Way back in 2007, I kicked off the Down On the Street series (which was supposed to be a one-time reference to the title of a Stooges song beloved by me and the late Davey J. Johnson) with the first of what would turn out to be hundreds of interesting street-parked cars: a 1984 Cadillac Cimarron d’Oro. That led to something of a Cimarron obsession, and I’ve spent the past 15 years documenting every semi–intact Cadillac J-Body I find during my junkyard adventures. You’d think they’d all have been crushed by now, but such is not the case; I found this loaded Brown Overload Edition ’85 in a yard near Pikes Peak earlier this year.
The Cimarron was the Cadillac-badged version of the Chevrolet Cavalier (or, if you prefer, the Cadillac-badged version of the Isuzu Aska), and it cost about twice as much as a Cavalier. Sales spanned the 1982 through 1988 model years.
The Cadillac Division had scored a big sales success with a Cadillac-ized Chevy Nova in the late 1970s, and something had to be done about small European luxury sedans stealing Cadillac sales.

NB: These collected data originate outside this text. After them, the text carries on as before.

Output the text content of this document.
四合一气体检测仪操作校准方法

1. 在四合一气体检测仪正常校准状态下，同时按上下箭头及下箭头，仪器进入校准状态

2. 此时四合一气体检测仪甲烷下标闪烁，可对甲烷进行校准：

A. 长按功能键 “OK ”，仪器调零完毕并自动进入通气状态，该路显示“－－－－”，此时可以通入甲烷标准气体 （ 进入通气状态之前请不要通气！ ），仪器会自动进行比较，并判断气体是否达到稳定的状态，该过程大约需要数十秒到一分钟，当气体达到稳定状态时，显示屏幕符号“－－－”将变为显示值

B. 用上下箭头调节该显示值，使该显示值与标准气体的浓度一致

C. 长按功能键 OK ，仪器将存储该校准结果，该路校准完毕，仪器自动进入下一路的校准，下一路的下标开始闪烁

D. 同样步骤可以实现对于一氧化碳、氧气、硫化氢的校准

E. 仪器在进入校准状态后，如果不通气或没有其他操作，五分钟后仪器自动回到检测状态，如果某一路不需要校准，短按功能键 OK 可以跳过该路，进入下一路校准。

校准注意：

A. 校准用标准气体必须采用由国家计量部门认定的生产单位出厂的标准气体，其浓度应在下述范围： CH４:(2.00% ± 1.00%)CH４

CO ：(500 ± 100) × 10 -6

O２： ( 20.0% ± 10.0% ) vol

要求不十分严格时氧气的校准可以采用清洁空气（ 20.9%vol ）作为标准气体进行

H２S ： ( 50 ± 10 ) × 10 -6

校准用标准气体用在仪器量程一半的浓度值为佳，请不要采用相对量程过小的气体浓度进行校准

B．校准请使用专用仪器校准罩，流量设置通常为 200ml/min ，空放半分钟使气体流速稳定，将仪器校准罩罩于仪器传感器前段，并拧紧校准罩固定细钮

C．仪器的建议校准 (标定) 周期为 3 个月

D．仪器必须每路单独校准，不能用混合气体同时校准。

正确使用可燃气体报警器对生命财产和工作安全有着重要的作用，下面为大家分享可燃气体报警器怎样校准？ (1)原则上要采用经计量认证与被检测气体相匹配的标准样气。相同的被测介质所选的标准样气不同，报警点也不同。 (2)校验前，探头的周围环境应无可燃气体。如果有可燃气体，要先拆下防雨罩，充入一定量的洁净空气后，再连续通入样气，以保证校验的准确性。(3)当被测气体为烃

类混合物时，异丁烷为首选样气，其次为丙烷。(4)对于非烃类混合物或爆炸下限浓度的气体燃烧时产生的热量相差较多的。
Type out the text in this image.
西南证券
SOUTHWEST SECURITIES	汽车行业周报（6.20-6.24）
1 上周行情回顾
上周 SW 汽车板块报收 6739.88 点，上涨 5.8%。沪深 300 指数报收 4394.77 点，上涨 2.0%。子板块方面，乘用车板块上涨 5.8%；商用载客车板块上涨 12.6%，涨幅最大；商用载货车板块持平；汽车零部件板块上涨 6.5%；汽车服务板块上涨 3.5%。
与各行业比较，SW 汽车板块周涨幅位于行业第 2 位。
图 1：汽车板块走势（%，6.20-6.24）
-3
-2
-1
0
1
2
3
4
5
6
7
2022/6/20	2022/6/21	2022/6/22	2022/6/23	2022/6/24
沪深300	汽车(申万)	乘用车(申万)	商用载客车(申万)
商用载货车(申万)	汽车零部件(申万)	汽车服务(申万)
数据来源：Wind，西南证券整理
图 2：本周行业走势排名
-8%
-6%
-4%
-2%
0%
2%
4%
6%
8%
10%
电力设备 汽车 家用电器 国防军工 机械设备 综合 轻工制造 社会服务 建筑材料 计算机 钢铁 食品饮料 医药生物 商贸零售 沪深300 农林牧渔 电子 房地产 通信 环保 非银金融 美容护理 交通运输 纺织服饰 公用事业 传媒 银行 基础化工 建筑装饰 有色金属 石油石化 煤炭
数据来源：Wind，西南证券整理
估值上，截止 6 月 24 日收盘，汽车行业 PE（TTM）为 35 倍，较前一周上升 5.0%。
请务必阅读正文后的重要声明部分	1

Unfortunately for The General, there’s only so much you can do to turn a cheap transportation appliance into a credible swankmobile, and now nearly everyone jeers at the very idea of the Cimarron.
My wife’s Wisconsin family stayed loyal to General Motors products for most of the 20th century, with her parents working their way from Chevrolets on to Buicks and her grandparents climbing Sloan’s Ladder of Success from Oldsmobile all the way up to the pinnacle: Cadillac. Upon retirement in the middle 1980s, it seemed prudent for Grandpa to trade in the Sedan DeVille for a new Cimarron. So, he took the DeVille from Milwaukee down to Francis A. Whibbs‘ dealership in Chicago and picked up the new Caddy… which turned out to be a disappointing lemon that spent more time in the shop than on the street. At least they saved the Cimarron’s keychain, which I now own.
This brown and maroon-ish brown interior appears to be the “Ripple cloth and Sierra Grain leather seating area combination” and was far nicer than anything you could get in the prole-grade Cavalier.
The digital gauge cluster added $238 to the Cimarron’s $12,692 price tag (that’s about $650 on a $34,590 car when reckoned in 2022 dollars). It wasn’t as cool as the digital dash of the Subaru XT, but still futuristic stuff for 1985.
Unlike most other J-Bodies for 1985, the Cimarron came with an AM/FM radio as standard equipment (or you could get a $151 credit for deleting the radio). This “Symphony Sound” cassette deck with AM stereo and a five-band equalizer added 299 bucks (about $815 today). If you wanted this radio with a built-in CB (so you could give a big 10-4 to the trucker man), it cost $895 ($2,440 now). In 1985, I was paying $1,296 for that year’s tuition at the University of California (plus $50/month for rent at the on-campus trailer park, where students could perform engine swaps in their front yards), so the idea of a CB radio for nearly as many frogskins as a quarter’s tuition would have seemed shocking to me at the time.
The base engine in the ’85 Cimarron was the same 2.0-liter four-banger found in the Cavalier, but with 88 horses instead of the Chevy’s 85. This car has the optional 2.8-liter V6, rated at 125 horsepower and adding $560 to the car’s price tag. I’d have shot photos of the engine, but the hood latch mechanism was broken and I didn’t feel like messing with it in order to see an engine I’ve photographed many times before.
Believe it or not, the base transmission in the 1985 Cimarron was an old-timey four-on-the-floor manual, though nearly all Cimarron buyers spent the extra $350 ($955 now) for the automatic. I’ve managed to find a junkyard Cimarron with the rare V6/4-speed combination, amazingly.
This car also has the optional 14″ alloy wheels, which cost just 40 additional bucks.
This DALE sticker probably dates back to the car’s early days on the road.
The keys were still in it when it showed up to its final parking spot.
I picked up a 2009 Hyundai Accent radio for a car-parts boombox project that day (late-2000s Hyundais are among the few junkyard cars that offer factory radios that have AUX jacks but no CAN Bus requirements), and you can see it sitting next to my trusty junkyard toolbox in this photo.
The Cimarron was done after 1988, though its Cavalier/Sunfire platform-mates carried on well into our current century.